Decisão judicial e fundamentação legal

O juiz Sergio Castresi De Souza Castro, da 4ª Vara de Cubatão, foi responsável pela sentença, publicada recentemente. Em sua decisão, o magistrado destacou que o prejuízo sofrido pelo hóspede é evidente e grave, resultando em exposição a ameaças reais e um verdadeiro linchamento de reputação. A fixação da indenização em R$ 15 mil ocorreu após o hóspede ingressar com uma ação judicial pedindo R$ 42,6 mil, valor que a Justiça considerou excessivo para o caso concreto.

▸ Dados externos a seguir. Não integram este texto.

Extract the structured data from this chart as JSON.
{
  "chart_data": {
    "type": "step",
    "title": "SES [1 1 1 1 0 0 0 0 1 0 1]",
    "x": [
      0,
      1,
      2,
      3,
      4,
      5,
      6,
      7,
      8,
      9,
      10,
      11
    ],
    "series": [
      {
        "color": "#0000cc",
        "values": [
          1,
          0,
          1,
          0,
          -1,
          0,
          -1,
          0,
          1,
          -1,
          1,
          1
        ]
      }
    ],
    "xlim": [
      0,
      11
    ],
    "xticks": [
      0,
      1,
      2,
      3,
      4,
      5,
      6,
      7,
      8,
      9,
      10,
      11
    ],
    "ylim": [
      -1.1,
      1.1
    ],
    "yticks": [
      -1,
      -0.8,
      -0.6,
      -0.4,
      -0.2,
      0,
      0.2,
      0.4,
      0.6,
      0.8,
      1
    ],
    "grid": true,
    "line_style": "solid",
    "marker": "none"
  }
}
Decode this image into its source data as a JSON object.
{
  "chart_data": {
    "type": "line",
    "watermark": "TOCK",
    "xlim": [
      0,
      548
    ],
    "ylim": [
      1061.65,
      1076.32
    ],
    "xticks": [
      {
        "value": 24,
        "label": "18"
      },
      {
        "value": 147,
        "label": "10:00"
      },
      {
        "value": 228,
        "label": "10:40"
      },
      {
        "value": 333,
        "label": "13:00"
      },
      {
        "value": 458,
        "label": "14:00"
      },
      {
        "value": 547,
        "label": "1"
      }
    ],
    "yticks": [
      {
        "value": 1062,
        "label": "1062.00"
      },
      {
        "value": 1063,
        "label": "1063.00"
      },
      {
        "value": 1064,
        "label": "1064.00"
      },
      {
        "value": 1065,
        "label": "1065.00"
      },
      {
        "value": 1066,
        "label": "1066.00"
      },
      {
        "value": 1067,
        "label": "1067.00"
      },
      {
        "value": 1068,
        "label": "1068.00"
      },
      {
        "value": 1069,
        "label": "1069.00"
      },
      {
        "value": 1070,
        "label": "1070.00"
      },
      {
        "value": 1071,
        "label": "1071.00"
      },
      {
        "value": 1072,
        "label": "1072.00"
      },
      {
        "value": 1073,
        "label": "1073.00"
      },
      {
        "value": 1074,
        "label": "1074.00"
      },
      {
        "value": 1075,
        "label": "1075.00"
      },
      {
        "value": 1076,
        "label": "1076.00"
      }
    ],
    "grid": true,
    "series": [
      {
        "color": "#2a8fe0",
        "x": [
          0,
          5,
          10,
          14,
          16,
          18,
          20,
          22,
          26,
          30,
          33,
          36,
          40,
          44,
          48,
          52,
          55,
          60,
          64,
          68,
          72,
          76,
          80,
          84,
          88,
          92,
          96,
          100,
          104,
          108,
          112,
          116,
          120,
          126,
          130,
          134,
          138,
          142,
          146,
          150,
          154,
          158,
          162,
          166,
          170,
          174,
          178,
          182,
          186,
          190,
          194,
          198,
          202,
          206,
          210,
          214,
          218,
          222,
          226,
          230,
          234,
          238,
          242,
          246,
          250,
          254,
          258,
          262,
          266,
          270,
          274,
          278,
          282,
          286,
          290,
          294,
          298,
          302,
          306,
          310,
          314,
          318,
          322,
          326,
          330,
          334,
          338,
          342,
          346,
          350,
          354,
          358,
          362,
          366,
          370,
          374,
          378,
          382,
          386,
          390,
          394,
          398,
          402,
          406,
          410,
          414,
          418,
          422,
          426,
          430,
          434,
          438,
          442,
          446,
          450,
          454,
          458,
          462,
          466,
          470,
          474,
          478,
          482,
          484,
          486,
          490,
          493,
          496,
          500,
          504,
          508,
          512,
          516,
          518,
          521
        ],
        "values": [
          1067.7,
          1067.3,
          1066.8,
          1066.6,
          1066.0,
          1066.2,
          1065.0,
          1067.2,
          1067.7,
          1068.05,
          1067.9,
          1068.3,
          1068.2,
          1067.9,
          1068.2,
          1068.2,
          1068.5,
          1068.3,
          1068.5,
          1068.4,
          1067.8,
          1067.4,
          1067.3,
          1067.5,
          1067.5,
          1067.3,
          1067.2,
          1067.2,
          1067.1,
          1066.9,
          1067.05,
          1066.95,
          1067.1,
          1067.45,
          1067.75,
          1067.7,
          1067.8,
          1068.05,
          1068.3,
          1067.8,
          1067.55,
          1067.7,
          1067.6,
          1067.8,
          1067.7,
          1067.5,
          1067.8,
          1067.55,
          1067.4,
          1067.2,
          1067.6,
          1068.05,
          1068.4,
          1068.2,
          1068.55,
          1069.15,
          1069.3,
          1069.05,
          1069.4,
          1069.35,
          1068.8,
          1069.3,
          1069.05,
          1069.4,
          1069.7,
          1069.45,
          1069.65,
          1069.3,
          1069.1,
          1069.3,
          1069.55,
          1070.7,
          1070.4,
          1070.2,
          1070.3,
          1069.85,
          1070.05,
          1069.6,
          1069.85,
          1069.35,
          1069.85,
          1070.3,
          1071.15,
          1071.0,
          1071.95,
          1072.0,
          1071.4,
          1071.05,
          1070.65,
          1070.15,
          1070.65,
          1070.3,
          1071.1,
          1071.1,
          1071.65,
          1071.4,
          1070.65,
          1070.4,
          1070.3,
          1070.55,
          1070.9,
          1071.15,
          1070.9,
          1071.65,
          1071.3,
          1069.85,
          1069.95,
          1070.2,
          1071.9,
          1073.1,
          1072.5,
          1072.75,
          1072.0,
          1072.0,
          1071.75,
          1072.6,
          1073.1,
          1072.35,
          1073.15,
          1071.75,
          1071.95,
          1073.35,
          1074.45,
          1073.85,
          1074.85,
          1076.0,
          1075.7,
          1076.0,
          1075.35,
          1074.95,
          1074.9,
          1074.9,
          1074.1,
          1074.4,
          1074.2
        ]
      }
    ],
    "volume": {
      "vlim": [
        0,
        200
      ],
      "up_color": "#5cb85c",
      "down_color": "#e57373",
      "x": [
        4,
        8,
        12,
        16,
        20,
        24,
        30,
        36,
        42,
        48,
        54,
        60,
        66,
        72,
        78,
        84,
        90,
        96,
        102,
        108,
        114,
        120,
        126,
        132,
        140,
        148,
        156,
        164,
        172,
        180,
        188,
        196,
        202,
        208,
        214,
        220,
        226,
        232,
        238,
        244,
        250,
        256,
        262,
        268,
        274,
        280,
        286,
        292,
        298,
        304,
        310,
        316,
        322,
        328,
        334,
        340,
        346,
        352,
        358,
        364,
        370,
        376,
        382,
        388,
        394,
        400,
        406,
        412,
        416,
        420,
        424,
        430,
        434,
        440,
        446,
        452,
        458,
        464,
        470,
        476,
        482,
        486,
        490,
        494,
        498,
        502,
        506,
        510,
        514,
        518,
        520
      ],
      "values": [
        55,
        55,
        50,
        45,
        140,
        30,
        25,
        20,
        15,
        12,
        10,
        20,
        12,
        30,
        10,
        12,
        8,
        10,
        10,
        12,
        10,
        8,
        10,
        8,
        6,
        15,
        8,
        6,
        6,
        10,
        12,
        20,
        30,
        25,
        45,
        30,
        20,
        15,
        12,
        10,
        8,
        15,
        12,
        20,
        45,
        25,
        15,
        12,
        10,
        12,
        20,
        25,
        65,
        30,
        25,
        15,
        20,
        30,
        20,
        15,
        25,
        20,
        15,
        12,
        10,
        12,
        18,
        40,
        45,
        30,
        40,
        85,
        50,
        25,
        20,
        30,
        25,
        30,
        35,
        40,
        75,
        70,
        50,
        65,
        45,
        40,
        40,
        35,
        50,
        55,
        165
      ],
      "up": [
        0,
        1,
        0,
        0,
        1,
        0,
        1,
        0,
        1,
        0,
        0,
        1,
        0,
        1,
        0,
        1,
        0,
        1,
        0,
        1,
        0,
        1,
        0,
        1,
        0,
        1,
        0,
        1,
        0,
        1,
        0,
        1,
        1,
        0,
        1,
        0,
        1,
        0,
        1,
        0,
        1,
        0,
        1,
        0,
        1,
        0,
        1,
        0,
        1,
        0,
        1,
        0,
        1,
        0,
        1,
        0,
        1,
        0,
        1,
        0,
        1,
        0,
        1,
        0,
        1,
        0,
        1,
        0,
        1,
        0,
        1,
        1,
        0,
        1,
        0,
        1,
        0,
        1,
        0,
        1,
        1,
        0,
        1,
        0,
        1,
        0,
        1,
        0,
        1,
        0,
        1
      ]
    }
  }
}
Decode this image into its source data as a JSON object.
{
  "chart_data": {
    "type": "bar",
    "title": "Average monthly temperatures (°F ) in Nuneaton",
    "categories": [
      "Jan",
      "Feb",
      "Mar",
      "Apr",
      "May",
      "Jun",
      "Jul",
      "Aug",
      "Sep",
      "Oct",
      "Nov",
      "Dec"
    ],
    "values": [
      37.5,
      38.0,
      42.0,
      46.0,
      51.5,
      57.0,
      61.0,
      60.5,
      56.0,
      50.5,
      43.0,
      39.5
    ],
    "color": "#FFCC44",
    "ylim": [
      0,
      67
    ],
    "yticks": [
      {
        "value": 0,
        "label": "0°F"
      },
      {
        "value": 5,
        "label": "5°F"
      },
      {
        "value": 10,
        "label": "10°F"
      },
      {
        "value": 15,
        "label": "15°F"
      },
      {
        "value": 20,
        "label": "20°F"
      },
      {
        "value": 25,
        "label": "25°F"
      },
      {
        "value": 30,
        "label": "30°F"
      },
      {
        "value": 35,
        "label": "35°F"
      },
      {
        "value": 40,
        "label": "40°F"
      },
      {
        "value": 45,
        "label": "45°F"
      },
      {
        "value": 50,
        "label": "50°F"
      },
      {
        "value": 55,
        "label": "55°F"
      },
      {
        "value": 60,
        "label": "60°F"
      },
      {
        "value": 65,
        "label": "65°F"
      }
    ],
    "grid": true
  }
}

Na fundamentação, o juiz ressaltou que tanto o Código de Defesa do Consumidor quanto a Lei Geral de Proteção de Dados (LGPD) estabelecem o dever de indenizar em casos de falha na segurança do tratamento de informações pessoais. O fato de os agressores possuírem a imagem digital da CNH do autor é prova irrefutável de que o vazamento ocorreu a partir do banco de dados do réu, escreveu Castro, enfatizando que a conduta não se limitou a um mero incômodo, mas gerou riscos concretos à integridade do hóspede e de sua família.

Posição das partes envolvidas

Os advogados do hóspede, Leonardo Alcântara dos Santos e Lucas Leonardo, manifestaram confiança na solidez da sentença, baseada em uma análise rigorosa das leis de proteção de dados e do consumidor. Em nota, eles reafirmaram que a segurança dos dados pessoais é um direito fundamental e que a jurisprudência consolidada sobre dano moral em violações de privacidade apoia a decisão.

Já a direção do Camping Navarro, em comunicado oficial, afirmou que em outubro de 2024 de fato ocorreu o atropelamento de um animal de estimação nas proximidades do estabelecimento. Segundo o camping, os tutores do animal se uniram a outros hóspedes para solicitar o contato do motorista envolvido, mas a administração negou o fornecimento dos dados. A nota sugere que uma das pessoas presentes teria conseguido as informações por meio de um amigo ou parente, sem a participação do camping.

A defesa do estabelecimento argumenta que a decisão da Justiça é injusta, pois nega a possibilidade de as informações terem sido obtidas por vias não convencionais, como a consulta da placa do veículo. Além da presunção, seria impossível provar documentalmente que não forneceu os dados, afirmou a direção, anunciando a intenção de recorrer da sentença por cerceamento de defesa, alegando impedimento do direito fundamental de se defender plenamente no processo.

Implicações e próximos passos

Este caso serve como um alerta importante para empresas do setor de hospedagem e turismo sobre a necessidade de implementar medidas robustas de governança de dados. Apesar de o juiz ter julgado improcedente o pedido do hóspede para que o camping comprovasse a adoção de tais medidas – por já ser uma obrigação legal –, a condenação reforça a responsabilidade das organizações na proteção das informações dos consumidores.

Com a possibilidade de recurso ainda em aberto, o desfecho final do processo pode influenciar futuras decisões judiciais envolvendo vazamentos de dados e a aplicação da LGPD. Enquanto isso, o hóspede aguarda a efetivação da indenização, e o camping se prepara para contestar a sentença, buscando anulá-la com base em argumentos de cerceamento de defesa e falta de provas concretas sobre a origem do vazamento.